Al anochecer, cuando se detuvieron, Eragon no se encontraba mejor y estaba de peor humor. Habían pasado la mayor parte del día dando largos rodeos para evitar que los soldados detectaran su presencia con los perros de caza. Eragon desmontó de Nieve de Fuego y preguntó a Saphira: ¿Cómo está la elfa?


Creo que no está peor que antes. Se ha estremecido un poco unas cuantas veces, pero eso es todo.

Saphira se agachó para permitirles desmontar a la elfa de la silla.
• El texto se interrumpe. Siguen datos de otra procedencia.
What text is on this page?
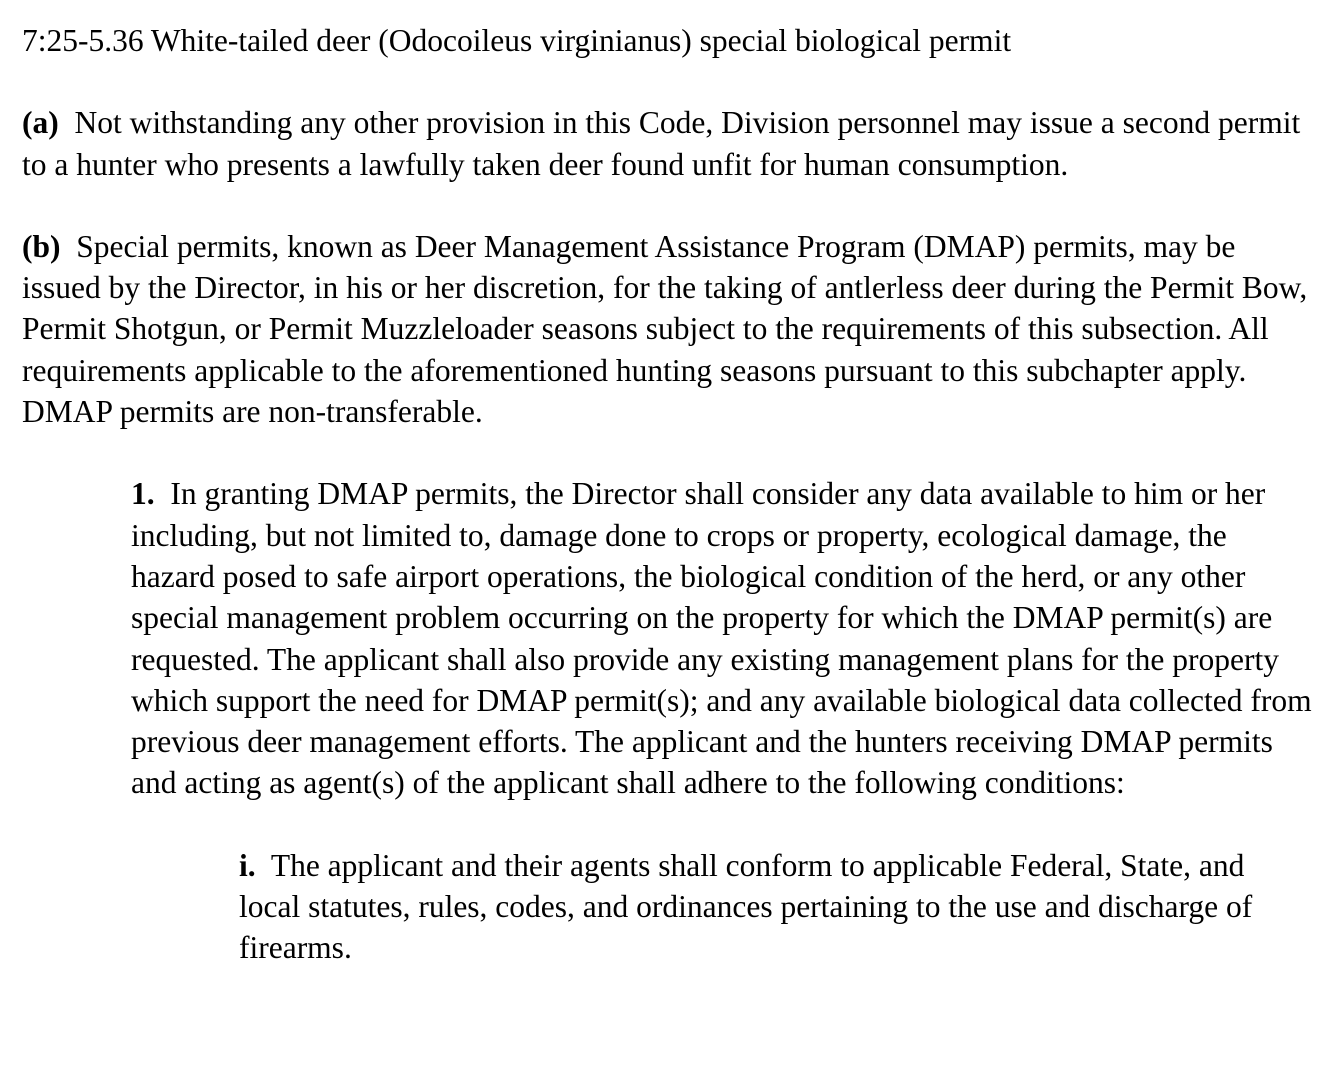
7:25-5.36 White-tailed deer (Odocoileus virginianus) special biological permit

(a) Not withstanding any other provision in this Code, Division personnel may issue a second permit to a hunter who presents a lawfully taken deer found unfit for human consumption.

(b) Special permits, known as Deer Management Assistance Program (DMAP) permits, may be issued by the Director, in his or her discretion, for the taking of antlerless deer during the Permit Bow, Permit Shotgun, or Permit Muzzleloader seasons subject to the requirements of this subsection. All requirements applicable to the aforementioned hunting seasons pursuant to this subchapter apply. DMAP permits are non-transferable.

1. In granting DMAP permits, the Director shall consider any data available to him or her including, but not limited to, damage done to crops or property, ecological damage, the hazard posed to safe airport operations, the biological condition of the herd, or any other special management problem occurring on the property for which the DMAP permit(s) are requested. The applicant shall also provide any existing management plans for the property which support the need for DMAP permit(s); and any available biological data collected from previous deer management efforts. The applicant and the hunters receiving DMAP permits and acting as agent(s) of the applicant shall adhere to the following conditions:

i. The applicant and their agents shall conform to applicable Federal, State, and local statutes, rules, codes, and ordinances pertaining to the use and discharge of firearms.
Durante un instante, el suave cuerpo de la mujer estuvo en contacto con el de Eragon, pero el muchacho la dejó en el suelo a toda prisa.

Él y Murtagh prepararon algo de comida, aunque se daban cuenta de que tenían una necesidad urgente de dormir.

Después de comer, Murtagh dijo:

-No podemos seguir a este ritmo porque no les estamos sacando ventaja a los soldados. En uno o dos días más, seguro que nos alcanzarán. -¿Qué otra cosa podemos hacer? -contestó Eragon con brusquedad-. Si estuviéramos los dos solos y a ti no te importara abandonar a Tornac, Saphira podría sacarnos de aquí volando. Pero… con la elfa, es imposible.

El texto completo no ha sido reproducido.